Flamme: Heiland, was meinst Du damit? Ich darf Dich verherrlichen? Ich, das nichtswürdige Geschöpf, darf Dich, den großen Gott, verherrlichen? Oh, was ist das für eine frohe Botschaft für mich. Mein Leben bekommt einen ganz anderen Wert. Mein Leben bekommt eine ungeahnte Bedeutung, mein Leben wird dadurch ja ungeheuer wertvoll. Ich — darf — meinen Jesus — verherrlichen. —? Ja, wie denn? — Durch ein edles, — reines, — engelgleiches Leben.

Feuer: Wie schön, Heiland, wie schön! Ich kann es gar nicht fassen. So oft Du mir etwas von der schönen Seele sagst, verwundest Du mein Herz, weil ich noch nicht schön bin. Aber ich merke es aus Deiner Stimme heraus: Ich darf schön werden. Du hast ein heißes Verlangen, mich ganz schön, ganz rein, ganz makellos zu sehen. Du willst in mir wohnen.

Es durchweht mich ein so großes, großes Verlangen, Deinem Wunsche nachzukommen.

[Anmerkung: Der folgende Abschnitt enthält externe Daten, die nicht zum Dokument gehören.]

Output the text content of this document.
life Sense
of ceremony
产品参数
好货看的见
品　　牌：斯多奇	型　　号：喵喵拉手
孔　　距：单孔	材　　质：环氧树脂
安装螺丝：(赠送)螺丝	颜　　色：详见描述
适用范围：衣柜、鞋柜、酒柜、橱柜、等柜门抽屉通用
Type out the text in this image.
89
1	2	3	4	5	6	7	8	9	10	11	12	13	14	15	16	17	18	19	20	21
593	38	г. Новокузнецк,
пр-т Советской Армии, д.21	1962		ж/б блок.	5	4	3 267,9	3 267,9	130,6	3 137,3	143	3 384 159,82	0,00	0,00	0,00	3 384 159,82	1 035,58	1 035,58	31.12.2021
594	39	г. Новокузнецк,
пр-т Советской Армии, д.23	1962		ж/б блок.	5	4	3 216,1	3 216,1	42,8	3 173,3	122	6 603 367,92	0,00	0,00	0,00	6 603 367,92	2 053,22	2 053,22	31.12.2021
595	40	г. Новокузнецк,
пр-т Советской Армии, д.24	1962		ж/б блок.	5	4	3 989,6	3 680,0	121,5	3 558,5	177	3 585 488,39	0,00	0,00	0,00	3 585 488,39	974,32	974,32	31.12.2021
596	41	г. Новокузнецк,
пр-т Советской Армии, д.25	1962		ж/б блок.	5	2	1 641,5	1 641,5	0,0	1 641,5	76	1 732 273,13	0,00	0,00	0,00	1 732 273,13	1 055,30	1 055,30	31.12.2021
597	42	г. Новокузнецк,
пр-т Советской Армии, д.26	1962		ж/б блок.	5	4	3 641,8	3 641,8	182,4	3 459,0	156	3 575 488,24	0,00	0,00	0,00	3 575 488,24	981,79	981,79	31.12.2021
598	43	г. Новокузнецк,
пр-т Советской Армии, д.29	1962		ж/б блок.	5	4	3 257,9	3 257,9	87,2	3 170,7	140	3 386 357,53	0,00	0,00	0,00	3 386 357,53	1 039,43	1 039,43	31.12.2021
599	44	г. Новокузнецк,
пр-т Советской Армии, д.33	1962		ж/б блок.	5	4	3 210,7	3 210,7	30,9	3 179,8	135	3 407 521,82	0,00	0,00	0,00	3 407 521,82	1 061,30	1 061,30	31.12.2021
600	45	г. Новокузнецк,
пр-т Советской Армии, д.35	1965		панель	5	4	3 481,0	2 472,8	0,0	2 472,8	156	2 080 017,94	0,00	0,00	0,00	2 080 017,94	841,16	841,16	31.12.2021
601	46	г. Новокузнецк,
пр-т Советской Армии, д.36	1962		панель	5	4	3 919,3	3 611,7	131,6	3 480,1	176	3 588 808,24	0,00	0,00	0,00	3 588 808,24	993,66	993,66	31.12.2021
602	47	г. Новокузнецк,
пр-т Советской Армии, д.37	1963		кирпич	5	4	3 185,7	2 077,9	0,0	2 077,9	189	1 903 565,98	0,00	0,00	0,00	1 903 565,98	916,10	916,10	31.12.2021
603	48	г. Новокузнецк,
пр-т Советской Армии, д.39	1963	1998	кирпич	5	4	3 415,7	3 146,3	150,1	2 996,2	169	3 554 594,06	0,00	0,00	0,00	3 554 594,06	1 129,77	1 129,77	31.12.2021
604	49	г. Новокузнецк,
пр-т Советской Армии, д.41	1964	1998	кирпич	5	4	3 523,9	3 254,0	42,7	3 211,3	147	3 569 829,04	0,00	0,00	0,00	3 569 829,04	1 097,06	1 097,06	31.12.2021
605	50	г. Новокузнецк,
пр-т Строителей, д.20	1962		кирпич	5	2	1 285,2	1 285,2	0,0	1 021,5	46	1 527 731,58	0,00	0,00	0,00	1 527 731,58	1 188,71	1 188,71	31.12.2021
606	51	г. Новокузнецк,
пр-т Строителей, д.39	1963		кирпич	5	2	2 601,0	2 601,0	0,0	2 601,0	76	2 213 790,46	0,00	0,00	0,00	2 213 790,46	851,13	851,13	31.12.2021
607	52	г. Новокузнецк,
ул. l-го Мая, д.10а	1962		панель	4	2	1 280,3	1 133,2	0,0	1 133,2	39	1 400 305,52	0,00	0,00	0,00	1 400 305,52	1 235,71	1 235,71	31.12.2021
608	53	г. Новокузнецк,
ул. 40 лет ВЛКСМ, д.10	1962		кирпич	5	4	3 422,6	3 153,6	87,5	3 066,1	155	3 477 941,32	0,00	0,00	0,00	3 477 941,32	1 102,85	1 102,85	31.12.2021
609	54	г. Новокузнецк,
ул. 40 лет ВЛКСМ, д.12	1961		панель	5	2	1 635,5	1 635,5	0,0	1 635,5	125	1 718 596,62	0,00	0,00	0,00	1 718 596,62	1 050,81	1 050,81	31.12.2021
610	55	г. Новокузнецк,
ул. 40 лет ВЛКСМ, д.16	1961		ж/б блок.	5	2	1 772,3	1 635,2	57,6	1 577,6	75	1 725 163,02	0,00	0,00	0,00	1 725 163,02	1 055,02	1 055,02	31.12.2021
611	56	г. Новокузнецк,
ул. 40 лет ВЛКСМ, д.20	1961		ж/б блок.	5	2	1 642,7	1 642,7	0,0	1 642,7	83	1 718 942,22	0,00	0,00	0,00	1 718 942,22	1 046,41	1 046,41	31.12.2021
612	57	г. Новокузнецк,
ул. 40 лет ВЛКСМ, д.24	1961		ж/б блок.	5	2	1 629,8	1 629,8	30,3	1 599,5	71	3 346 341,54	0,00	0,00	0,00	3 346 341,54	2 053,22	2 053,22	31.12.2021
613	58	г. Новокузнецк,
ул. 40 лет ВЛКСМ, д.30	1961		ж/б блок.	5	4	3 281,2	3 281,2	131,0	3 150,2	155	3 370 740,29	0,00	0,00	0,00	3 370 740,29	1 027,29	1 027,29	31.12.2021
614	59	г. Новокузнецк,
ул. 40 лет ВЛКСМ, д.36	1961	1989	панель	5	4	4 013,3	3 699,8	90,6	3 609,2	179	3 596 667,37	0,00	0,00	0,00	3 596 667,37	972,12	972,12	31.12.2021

Oh, wie unendlich schön muß das sein, wenn ich einmal nach meinem Tode zu Dir komme, und ich darf dann mit leuchtendem Antlitz sagen: „Heiland, ich hab Dich überall und in jedem Augenblick zu verherrlichen gesucht. Als ich auf der Welt wandelte, da hab ich mich bemüht, daß Du Dich in mir verherrlichen konntest.“

Oh, wie mich das so tief ergreift! Oh, diese heilige Aufgabe, diese herrliche Berufung, diese Liebe! Dieses Glück! Diese Freude! Diese Seligkeit!

Ich habe heute so schöne Blumen gesehen, so schöne Wiesen, so schöne Bäume, so schöne Wälder, so nette Tierlein. Alles so schön! Diese alle können Dich zwar verherrlichen, aber lieben können sie Dich nicht. Ich aber darf Dich lieben, ich darf Dich bewußt verherrlichen. Ich darf Dir ständig und durch jeden Atemzug und jeden Pulsschlag meine Liebe schenken. Das habe ich noch nie gewußt, dieses schöne, herrliche Geheimnis. Wenn die Blume zertreten wird, so weiß sie nicht, warum. Wenn das Tier leidet, so weiß es nicht, warum. — Aber wenn ich leide, so darf ich dabei lieben, ich weiß warum.

Oh, wie groß kommt mir da meine Aufgabe auf Erden vor! Wie groß kommt mir da mein Beruf auf Erden vor! Wie möchte ich allen, allen zurufen: Der Heiland hat ein großes Interesse an euch: Bitte, bitte, bereitet Ihm doch eine große Verherrlichung! Ja, soweit es auf mich ankommt, will ich Ihn verherrlichen; gleich heute. Wie kann ich das machen? Ja, ich kann Ihn verherrlichen, wenn ich nur das denke, nur das sage, nur das wünsche, was Ihm Freude macht. Ja, das will ich. Mein Partikulare heißt: „Schweigen und nicht aufbrausend reden.“

Ich kann den Heiland also verherrlichen, wenn ich nur das sage, was Ihm Freude macht. Wenn ich aber aufbrausend rede, so mache ich Ihm keine Freude. Gut. Ich richte mich darnach. Ich will ganz still sein. Bitte, Heiland, hilf mir dazu. Ich will nicht aufhören, Dich zu bitten, ich will nicht fortgehen, bis Du mir gewährt hast, daß ich Dich heute recht verherrlichen darf. Bitte, Heiland, schließ diesen Vorsatz in Dein heiligstes Herz ein. Bitte, reiß alles heraus aus meinem Herzen, was Dir nicht Freude macht! Ich will stillehalten. Mach mich so, daß ich Dich immer verherrlichen kann!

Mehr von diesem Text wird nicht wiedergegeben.